Он собрался встать и пойти к белокурой всаднице. Знал, что нога послушается. Этой ночью любые ноги бегают. Хоть на край света, хоть за край. Но красавица лукаво погрозила ему пальцем: лежи, мол! рано еще. Она так и промолчала: рано. От ее жеста гиены присмирели, отбежали к трещине. Оставив лошадь, девица – «Хелена! меня зовут Хелена…» – приблизилась к лупоглазому мертвецу. Не чинясь, опустилась на колени, поклонилась до земли – и поцеловала мертвого в лоб.

Тот зашевелился, встал и убрел себе в лес, не обернувшись.

Пана Пупека же поцелуем обделили. Мимоходом погладив спутанные, мокрые от пота кудри поляка, Хелена прошла мимо бывшего гусара и встала над Пин-эр. Долго, не отрываясь, она смотрела на китаянку. Затем присела на корточки, как недавно сидел сам Пупек у связанного Торвена, и протянула вперед ласковые руки – ладонями вверх.

Звала?

Тело китаянки окуталось слабым мерцанием, делаясь похожим на чертову трещину – безумие, духота и тихий блеск. А Хелена все просила, все подманивала. Будто несчастного, обиженного людьми и судьбой, недоверчивого зверя уговаривала: иди сюда. Хватит, мол. Намучился. Нет больше голода, и страха нет. Есть свобода – не из милости, не по чужому умыслу.

Ну иди же, не бойся.

Благословенно будь, беспамятство! Лишь в тебе из мерцания, из дрожащего, как мокрая шавка, света может выйти лохматый пес. Ворча с угрозой и на всякий случай виляя хвостом, он приседал от сомнений, втягивал в плечи лобастую башку, но добрался наконец до Хелены. Облизал девичьи руки. Благосклонно стерпел, пока его гладят, треплют шерсть на загривке, запускают в нее тонкие пальцы, – и, не оглядываясь, пошел к трещине.

Гордый, вольный.

Сияющий.

У самого разлома пес вскинул голову к небу и завыл. Хриплое торжество разлилось над рекой, гоня отчаяние прочь. Гиены засуетились, повизгивая. Сбившись теснее, они гурьбой кинулись следом. Так и ушли – ину-гами и его стая. Честное слово, Торвен чуть сам не ушел вместе с ними.

А что?

Рано еще, во второй раз промолчала Хелена, отвязывая кобылку. Лежи, дурачок. И – отдалился, стих в лесу стук копыт. Закрылась трещина. Смолк плеск реки. Недвижно вокруг, мертво.

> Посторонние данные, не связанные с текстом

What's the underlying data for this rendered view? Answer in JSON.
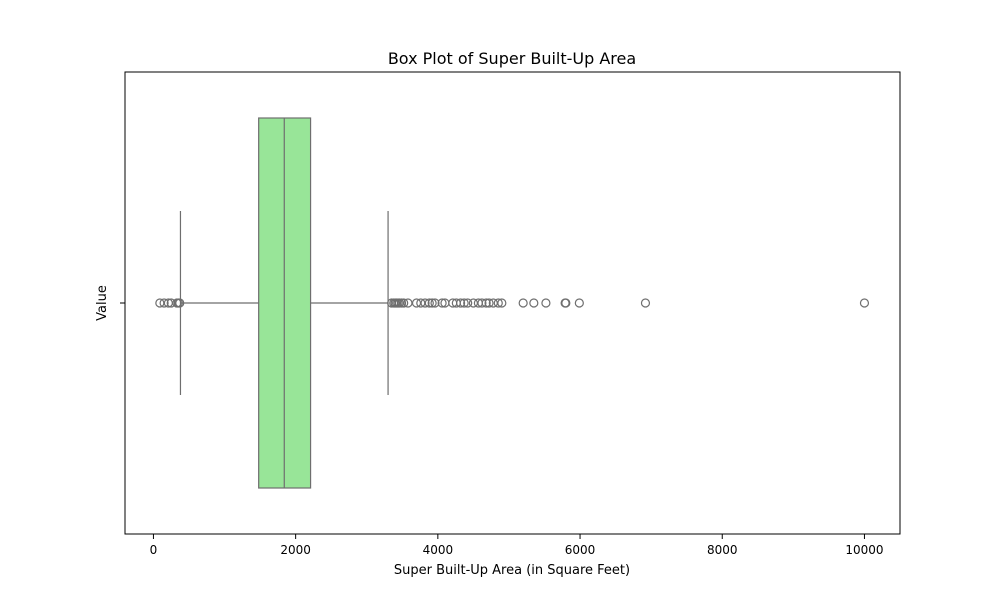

Лишь тогда шевельнулся в грязи недоеденный пан Пупек.

2

Не гневен был пан Бог – печален. Жалел грешную душу, что склонилась пред Ним, ожидая приговора.

– Что же ты натворила, душа? Или не ведаешь, какова плата за смертоубийство? За предательство ближнего своего? Не будет отныне счастья на земле потомкам и родичам твоим; ты же в Царствие Моем не найдешь покоя. Терпеть тебе муку кромешную в глубине могильной, особенно в тот миг, когда кто иной такое же злодейство свершит. Станет мертвец, тобой отягощенный, корчиться да доски гробовые рвать. И длиться этой муке, пока всадник-призрак неприкаянный по мглистым Карпатам путь свой торит – и пока Суд Мой не настанет.